Cuando miraba el mar inmenso envuelto en la oscuridad, y la enormidad de las rocas que hacían resonar el rugido de las olas, me inundó un sentimiento dulce, extrañamente nostálgico.

«Sin duda, aún encontraré muchas cosas divertidas y muchas cosas penosas en el futuro… incluso si no estuviese Yūichi», pensé en silencio.

A lo lejos brillaba la luz del faro. La luz miraba hacia aquí, se alejaba, y abría un camino brillante barriendo las olas.

«Sí, sí», me convencí y, moqueando, volví a la habitación del hotel.

Mientras calentaba agua en la tetera de la habitación, me duché con agua muy caliente, y, cuando sonó el teléfono, ya estaba sentada sobre la cama en pijama. Descolgué, y la telefonista me dijo:

—Hay una llamada para usted. Espere un momento, por favor.
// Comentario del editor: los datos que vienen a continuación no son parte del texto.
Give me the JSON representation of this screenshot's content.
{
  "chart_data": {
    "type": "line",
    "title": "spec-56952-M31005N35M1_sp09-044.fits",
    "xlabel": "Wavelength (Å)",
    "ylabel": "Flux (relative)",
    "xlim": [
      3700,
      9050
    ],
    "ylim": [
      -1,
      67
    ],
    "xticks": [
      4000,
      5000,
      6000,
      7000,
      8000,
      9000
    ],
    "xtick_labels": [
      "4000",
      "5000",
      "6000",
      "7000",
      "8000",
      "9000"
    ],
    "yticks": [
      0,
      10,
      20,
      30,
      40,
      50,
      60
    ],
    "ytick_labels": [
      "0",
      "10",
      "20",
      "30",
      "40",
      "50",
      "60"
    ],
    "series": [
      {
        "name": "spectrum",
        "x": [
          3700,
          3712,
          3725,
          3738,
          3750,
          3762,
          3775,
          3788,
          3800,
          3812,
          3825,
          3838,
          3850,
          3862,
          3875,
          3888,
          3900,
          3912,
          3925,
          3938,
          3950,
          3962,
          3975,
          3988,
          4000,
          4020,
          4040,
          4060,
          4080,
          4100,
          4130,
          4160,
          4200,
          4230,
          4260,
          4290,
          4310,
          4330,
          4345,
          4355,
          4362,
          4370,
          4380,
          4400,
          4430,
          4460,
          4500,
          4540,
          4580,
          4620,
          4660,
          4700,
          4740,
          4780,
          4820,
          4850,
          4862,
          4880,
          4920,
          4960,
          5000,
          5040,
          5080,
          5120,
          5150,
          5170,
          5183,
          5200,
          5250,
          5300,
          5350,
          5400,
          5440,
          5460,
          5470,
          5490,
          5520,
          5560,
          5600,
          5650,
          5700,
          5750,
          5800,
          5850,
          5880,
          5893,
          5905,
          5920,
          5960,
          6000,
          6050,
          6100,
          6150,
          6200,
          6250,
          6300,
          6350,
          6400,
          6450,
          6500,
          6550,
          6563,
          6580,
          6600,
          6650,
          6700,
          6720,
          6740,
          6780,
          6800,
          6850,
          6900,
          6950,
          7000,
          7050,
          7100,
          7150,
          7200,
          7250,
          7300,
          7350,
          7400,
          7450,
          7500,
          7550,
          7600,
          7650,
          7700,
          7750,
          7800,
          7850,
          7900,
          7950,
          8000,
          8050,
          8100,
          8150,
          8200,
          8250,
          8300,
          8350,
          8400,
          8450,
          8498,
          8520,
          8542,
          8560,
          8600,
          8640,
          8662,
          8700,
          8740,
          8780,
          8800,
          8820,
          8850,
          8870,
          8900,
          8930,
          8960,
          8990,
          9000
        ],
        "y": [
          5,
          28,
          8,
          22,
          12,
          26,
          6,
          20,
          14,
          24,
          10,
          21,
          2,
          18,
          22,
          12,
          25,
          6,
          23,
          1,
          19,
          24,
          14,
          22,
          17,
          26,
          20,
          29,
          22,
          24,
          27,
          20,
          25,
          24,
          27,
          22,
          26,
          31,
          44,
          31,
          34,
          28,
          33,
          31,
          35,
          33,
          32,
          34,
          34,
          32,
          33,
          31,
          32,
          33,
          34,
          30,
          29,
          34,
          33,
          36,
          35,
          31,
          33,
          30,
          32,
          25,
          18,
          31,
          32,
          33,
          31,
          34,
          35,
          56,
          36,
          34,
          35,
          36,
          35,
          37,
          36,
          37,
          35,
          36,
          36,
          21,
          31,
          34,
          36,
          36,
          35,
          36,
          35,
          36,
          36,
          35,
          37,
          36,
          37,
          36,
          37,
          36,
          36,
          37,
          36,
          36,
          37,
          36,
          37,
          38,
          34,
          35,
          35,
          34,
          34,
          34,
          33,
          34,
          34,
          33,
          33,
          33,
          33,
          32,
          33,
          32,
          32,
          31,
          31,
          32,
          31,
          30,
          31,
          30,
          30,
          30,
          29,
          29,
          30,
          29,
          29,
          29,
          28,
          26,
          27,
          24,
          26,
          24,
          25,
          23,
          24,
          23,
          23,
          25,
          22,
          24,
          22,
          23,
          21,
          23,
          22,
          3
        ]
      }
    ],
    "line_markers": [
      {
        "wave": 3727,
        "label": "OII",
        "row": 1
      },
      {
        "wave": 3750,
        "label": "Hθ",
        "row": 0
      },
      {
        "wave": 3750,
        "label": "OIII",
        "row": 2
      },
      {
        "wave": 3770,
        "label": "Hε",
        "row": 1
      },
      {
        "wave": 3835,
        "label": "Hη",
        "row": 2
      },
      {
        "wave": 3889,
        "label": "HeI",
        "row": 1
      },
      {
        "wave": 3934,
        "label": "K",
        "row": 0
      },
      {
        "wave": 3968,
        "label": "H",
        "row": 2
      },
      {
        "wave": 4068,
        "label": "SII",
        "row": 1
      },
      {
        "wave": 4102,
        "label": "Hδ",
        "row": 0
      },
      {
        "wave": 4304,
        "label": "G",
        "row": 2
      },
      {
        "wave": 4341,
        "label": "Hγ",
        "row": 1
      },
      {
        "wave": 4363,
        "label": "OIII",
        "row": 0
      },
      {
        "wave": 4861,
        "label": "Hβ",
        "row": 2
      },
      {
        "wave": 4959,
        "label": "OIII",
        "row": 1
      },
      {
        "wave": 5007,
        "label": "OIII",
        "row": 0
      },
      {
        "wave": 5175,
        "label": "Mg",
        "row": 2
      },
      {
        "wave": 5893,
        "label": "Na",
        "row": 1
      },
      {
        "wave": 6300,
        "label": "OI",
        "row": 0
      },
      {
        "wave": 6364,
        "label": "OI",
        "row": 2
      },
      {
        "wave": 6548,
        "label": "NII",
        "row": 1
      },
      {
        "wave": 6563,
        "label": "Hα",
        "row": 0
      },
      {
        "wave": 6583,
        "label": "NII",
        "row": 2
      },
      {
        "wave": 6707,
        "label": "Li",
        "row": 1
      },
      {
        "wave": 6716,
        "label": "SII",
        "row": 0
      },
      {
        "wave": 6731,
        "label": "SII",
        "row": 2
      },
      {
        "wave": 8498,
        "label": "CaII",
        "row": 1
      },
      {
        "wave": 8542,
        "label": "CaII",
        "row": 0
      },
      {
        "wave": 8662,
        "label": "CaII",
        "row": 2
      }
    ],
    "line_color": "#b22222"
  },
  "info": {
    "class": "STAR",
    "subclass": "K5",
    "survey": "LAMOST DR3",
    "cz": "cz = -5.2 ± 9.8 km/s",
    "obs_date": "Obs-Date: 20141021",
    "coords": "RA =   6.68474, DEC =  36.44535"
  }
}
Al otro lado de la ventana, el exterior; abajo, el jardín del hotel, el césped oscuro y después el portal blanco. Más allá, la playa fría y el oleaje negro. Su rugido llegaba hasta la habitación.

—¿Oiga?

La voz de Yūichi irrumpió en la habitación.

—Por fin te encuentro. Me ha costado mucho.

—¿Desde dónde llamas?

Sonreí. Mi corazón empezó a aliviarse poco a poco.

—Desde Tokyo —dijo.

Sentí que ésta era la respuesta a todo.

—Hoy es el último día. Mañana volvemos —dije.

—¿Has comido muchas cosas buenas?

—Sí. Sashimi, gambas, carne de jabalí… Hoy, comida francesa. He engordado un poco. Ah, y hablando de comida, he enviado un paquete con wasabizuke, tarta de anguilas y té a mi apartamento. Puedes ir a recogerlo.

—¿Por qué no has enviado gambas y sashimi? —dijo Yūichi.

—Eso no se puede enviar —dije riendo.

—Bueno, mañana voy a buscarte a la estación, así que tráelo tú misma. ¿A qué hora llegas? —dijo alegre.

La habitación era cálida y el vapor de agua iba llenando toda la estancia. Empecé a decirle el número del andén y la hora de llegada.